Civilians fleeing Daesh-held areas of Deir Ezzor remain stranded and unaccounted – with no water, no food and no shelter.

Editorial Board
Written by Editorial Board

Language / اللغة العربية

Two years ago, Daesh established full control over the province of Deir Ezzor, apart from some neighborhoods of Deir Ezzor, which have remained since then under the control of the Assad-regime. It has adopted a systematic policy to force civilians out of  their homes and lands by imposing various taxes and fines on all economic domains, including agriculture and commerce. Executions which target civilians on a regular basis have always been a major part of the group’ strategy as well.


The Coalition is also held accountable for the increase of the sufferings civilians in Deir Ezzor are facing. They carry out around 15 to 7 air strikes on the province every day and they recently dropped leaflets asking civilians to leave their homes in some cities, pushing many of them to search for a safe passageway to flee from both, the air strikes of the Coalition and the atrocities of the organization. The fleeing civilians are reliant on smugglers to make it to the Assad-regime held areas, the FSA or the SDF, as the group issued a ban on all kinds of travel outside its controlled territory.


The fleeing attempts are always risky and extremely dangerous, as the organization have checkpoints along its border with other parties, where it also set up minefields, which have claimed several civilian lives so far.
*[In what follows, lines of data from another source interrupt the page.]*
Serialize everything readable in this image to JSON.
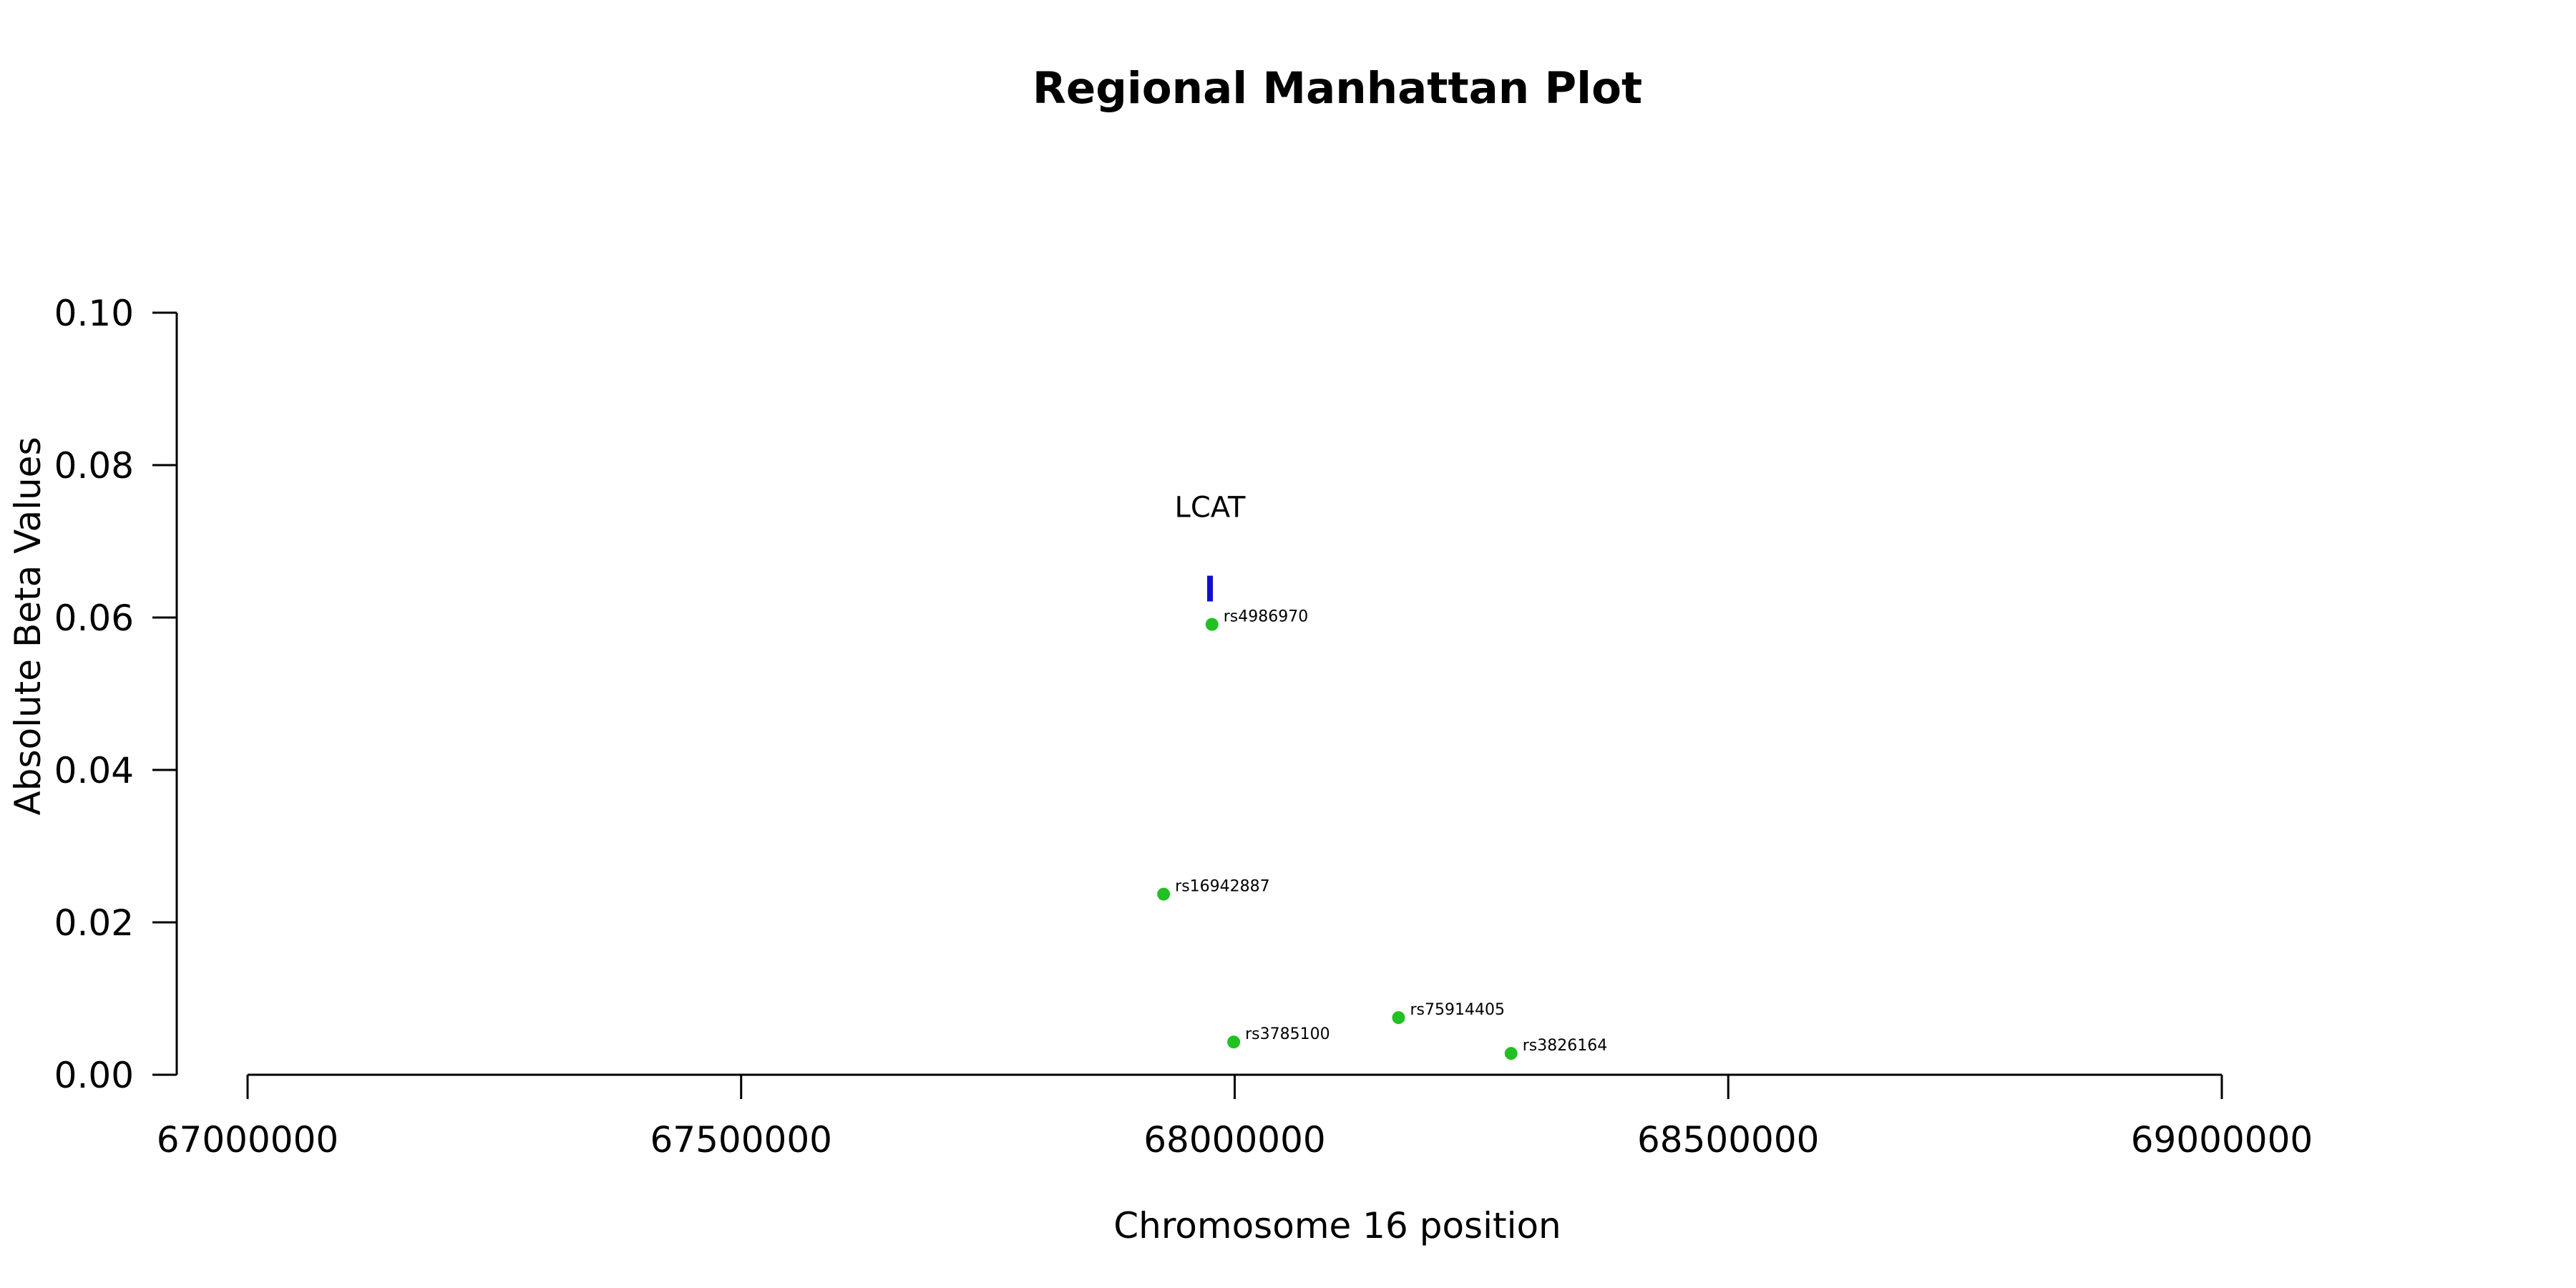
{
  "chart_data": {
    "type": "scatter",
    "title": "Regional Manhattan Plot",
    "xlabel": "Chromosome 16 position",
    "ylabel": "Absolute Beta Values",
    "xlim": [
      67000000,
      69000000
    ],
    "ylim": [
      0,
      0.1
    ],
    "x_ticks": [
      67000000,
      67500000,
      68000000,
      68500000,
      69000000
    ],
    "x_tick_labels": [
      "67000000",
      "67500000",
      "68000000",
      "68500000",
      "69000000"
    ],
    "y_ticks": [
      0,
      0.02,
      0.04,
      0.06,
      0.08,
      0.1
    ],
    "y_tick_labels": [
      "0.00",
      "0.02",
      "0.04",
      "0.06",
      "0.08",
      "0.10"
    ],
    "grid": false,
    "point_color": "#22c022",
    "points": [
      {
        "label": "rs4986970",
        "x": 67977000,
        "y": 0.0591
      },
      {
        "label": "rs16942887",
        "x": 67928000,
        "y": 0.0237
      },
      {
        "label": "rs75914405",
        "x": 68166000,
        "y": 0.0075
      },
      {
        "label": "rs3785100",
        "x": 67999000,
        "y": 0.0043
      },
      {
        "label": "rs3826164",
        "x": 68280000,
        "y": 0.0028
      }
    ],
    "genes": [
      {
        "name": "LCAT",
        "start": 67973000,
        "end": 67977000,
        "y": 0.0638,
        "color": "#1010cc"
      }
    ]
  }
}
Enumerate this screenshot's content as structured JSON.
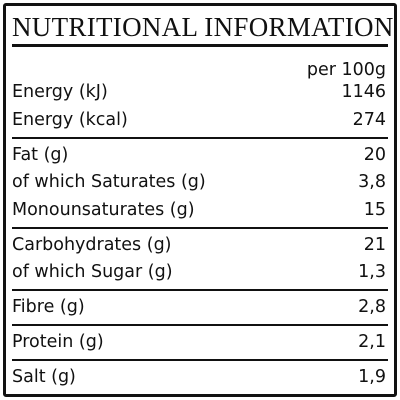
{
  "title": "NUTRITIONAL INFORMATION",
  "column_header": "per 100g",
  "groups": [
    [
      {
        "label": "Energy (kJ)",
        "value": "1146"
      },
      {
        "label": "Energy (kcal)",
        "value": "274"
      }
    ],
    [
      {
        "label": "Fat (g)",
        "value": "20"
      },
      {
        "label": "of which Saturates (g)",
        "value": "3,8"
      },
      {
        "label": "Monounsaturates (g)",
        "value": "15"
      }
    ],
    [
      {
        "label": "Carbohydrates (g)",
        "value": "21"
      },
      {
        "label": "of which Sugar (g)",
        "value": "1,3"
      }
    ],
    [
      {
        "label": "Fibre (g)",
        "value": "2,8"
      }
    ],
    [
      {
        "label": "Protein (g)",
        "value": "2,1"
      }
    ],
    [
      {
        "label": "Salt (g)",
        "value": "1,9"
      }
    ]
  ]
}
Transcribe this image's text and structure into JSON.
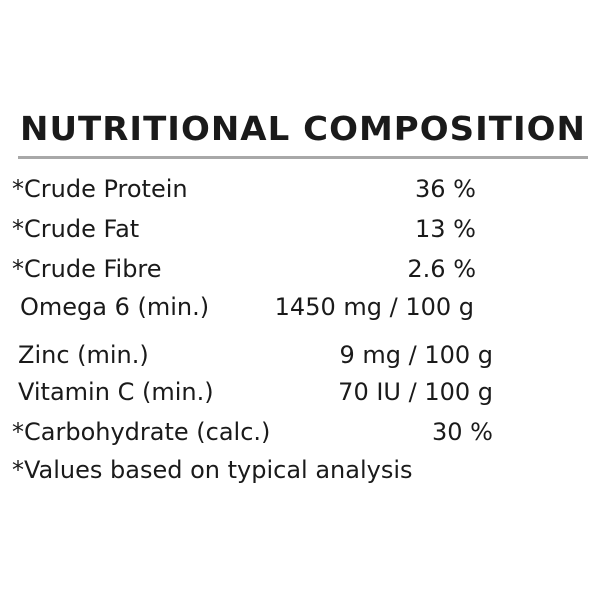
{
  "title": "NUTRITIONAL COMPOSITION",
  "table": {
    "rows": [
      [
        "*Crude Protein",
        "36 %"
      ],
      [
        "*Crude Fat",
        "13 %"
      ],
      [
        "*Crude Fibre",
        "2.6 %"
      ],
      [
        "Omega 6 (min.)",
        "1450 mg / 100 g"
      ],
      [
        "Zinc (min.)",
        "9 mg / 100 g"
      ],
      [
        "Vitamin C (min.)",
        "70 IU / 100 g"
      ],
      [
        "*Carbohydrate (calc.)",
        "30 %"
      ]
    ]
  },
  "footnote": "*Values based on typical analysis"
}
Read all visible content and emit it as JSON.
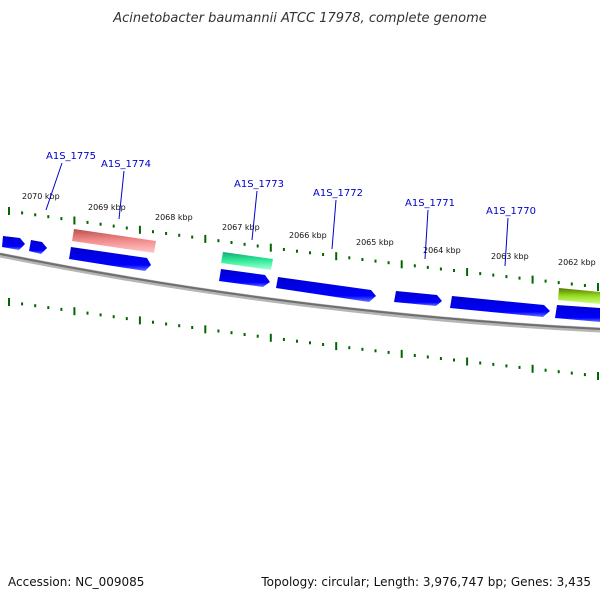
{
  "title": "Acinetobacter baumannii ATCC 17978, complete genome",
  "footer": {
    "accession": "Accession: NC_009085",
    "summary": "Topology: circular; Length: 3,976,747 bp; Genes: 3,435"
  },
  "colors": {
    "cds": "#0000ee",
    "cds_light": "#5566ff",
    "backbone": "#777777",
    "tick": "#006600",
    "label_line": "#0000cc",
    "rrna": "#ee7777",
    "trna": "#22dd99",
    "other_feature": "#88cc22"
  },
  "scale_labels": [
    "2070 kbp",
    "2069 kbp",
    "2068 kbp",
    "2067 kbp",
    "2066 kbp",
    "2065 kbp",
    "2064 kbp",
    "2063 kbp",
    "2062 kbp"
  ],
  "gene_labels": [
    "A1S_1775",
    "A1S_1774",
    "A1S_1773",
    "A1S_1772",
    "A1S_1771",
    "A1S_1770"
  ]
}
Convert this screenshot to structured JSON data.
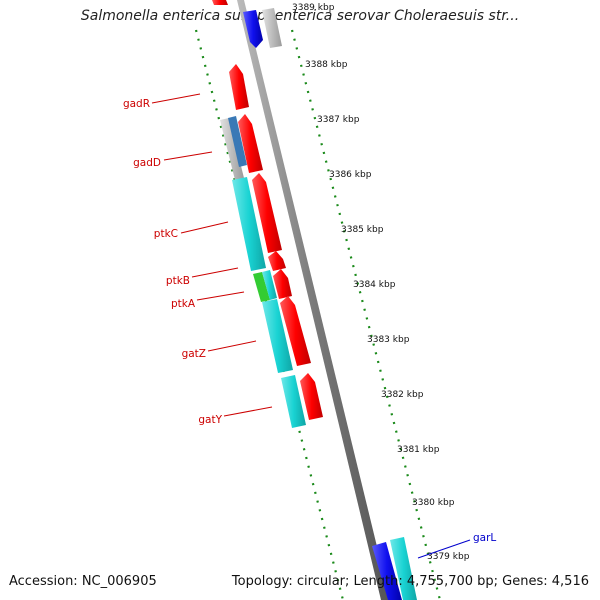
{
  "title": "Salmonella enterica subsp. enterica serovar Choleraesuis str...",
  "footer": {
    "accession": "Accession: NC_006905",
    "topology": "Topology: circular; Length: 4,755,700 bp; Genes: 4,516"
  },
  "kbp_labels": [
    "3389 kbp",
    "3388 kbp",
    "3387 kbp",
    "3386 kbp",
    "3385 kbp",
    "3384 kbp",
    "3383 kbp",
    "3382 kbp",
    "3381 kbp",
    "3380 kbp",
    "3379 kbp"
  ],
  "gene_labels": {
    "gadR": "gadR",
    "gadD": "gadD",
    "ptkC": "ptkC",
    "ptkB": "ptkB",
    "ptkA": "ptkA",
    "gatZ": "gatZ",
    "gatY": "gatY",
    "garL": "garL"
  },
  "colors": {
    "red": "#ff0000",
    "cyan": "#19d3d3",
    "blue": "#1010ee",
    "gray": "#b8b8b8",
    "green": "#33cc33",
    "tick_green": "#1a8a1a",
    "backbone": "#7a7a7a",
    "label_red": "#cc0000",
    "label_blue": "#0000cc"
  }
}
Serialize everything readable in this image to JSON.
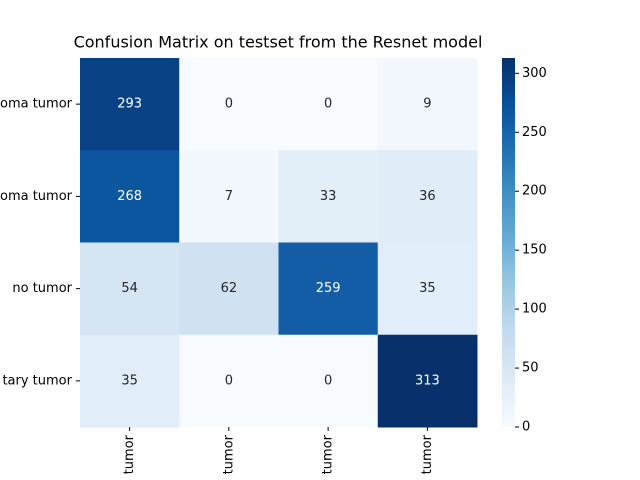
{
  "chart_data": {
    "type": "heatmap",
    "title": "Confusion Matrix on testset from the Resnet model",
    "x_categories": [
      "tumor",
      "tumor",
      "tumor",
      "tumor"
    ],
    "y_categories": [
      "oma tumor",
      "oma tumor",
      "no tumor",
      "tary tumor"
    ],
    "z": [
      [
        293,
        0,
        0,
        9
      ],
      [
        268,
        7,
        33,
        36
      ],
      [
        54,
        62,
        259,
        35
      ],
      [
        35,
        0,
        0,
        313
      ]
    ],
    "zlim": [
      0,
      313
    ],
    "zticks": [
      0,
      50,
      100,
      150,
      200,
      250,
      300
    ],
    "colorscale": [
      "#f7fbff",
      "#deebf7",
      "#c6dbef",
      "#9ecae1",
      "#6baed6",
      "#4292c6",
      "#2171b5",
      "#08519c",
      "#08306b"
    ]
  }
}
Deir Ezzor families have ended up with several choices which differ in their difficulties and harshness. Heading towards the regime-held areas in Hasakah and Damascus remains a harsh journey and fleeing to the SDF-controlled areas mean that they will be discriminated against and subjected to injustice. Concerning the FSA-controlled areas, because of the difficulties of the fleeing process, they are now forced to sleep out in the open and are going through deplorable conditions that they drink polluted water in the areas where they are stranded.


The organization punishes everyone who attempts to flee


Most of the time, civilians flee in secret as the organization does not permit them to leave its held areas, unless they obtain an approval from the group’s Hisbah office in the region. They are obliged to use desert roads to not pass though the organization’s checkpoints in the region. If they were caught by Daesh patrols, they would be flogged, fined or imprisoned, while those who manage to flee from the group-controlled areas have their properties confiscated.


The SDF prevent them from entering their held areas in Al-Hasakah province.


The SDF in Al-Hasakah do not allow civilians from Deir Ezzor to enter unless they have a guarantor. The fleeing civilians are also interrogated while passing through the SDF check posts in the region. Sometimes they are forced to bribe some SDF officials with an amount estimated at 100 to 200000 SYP to be allowed entry into the province. If so, they are then thrown in camps established near the borders with Hasakah city which lack most of the human basic needs.


The Sharia court in Azaz considers them as sleeper cells


The Sharia court in Azaz issued a decision on Sunday, September 29, 2016, to close all the crossings leading to the city of Azaz in the face of the displaced civilians from the eastern region (Raqqa and Deir Ezzor) under the pretext that most of them are “Daesh sleeper cells”.


Assad forces prevent them from entering Damascus


Assad forces block access to civilians fleeing from Daesh-held areas in Deir Ezzor. In the area of Dumeir the displaced families are arrested and interrogated. Most of the time are asked to provide a guarantor to be permitted to enter Damascus. Sometimes, some regime officers present themselves as guarantors for the fleeing families in return of around 300000 to 500000 SYP, which most of the displaced families cannot afford, pushing them to remain stranded on the outskirts of Damsacus facing catastrophic humanitarian conditions due to the lack of medicines, food, water and shelter.

All the calls to save the people of Deir Ezzor and provide medical care to them have remained just words with no practical actions.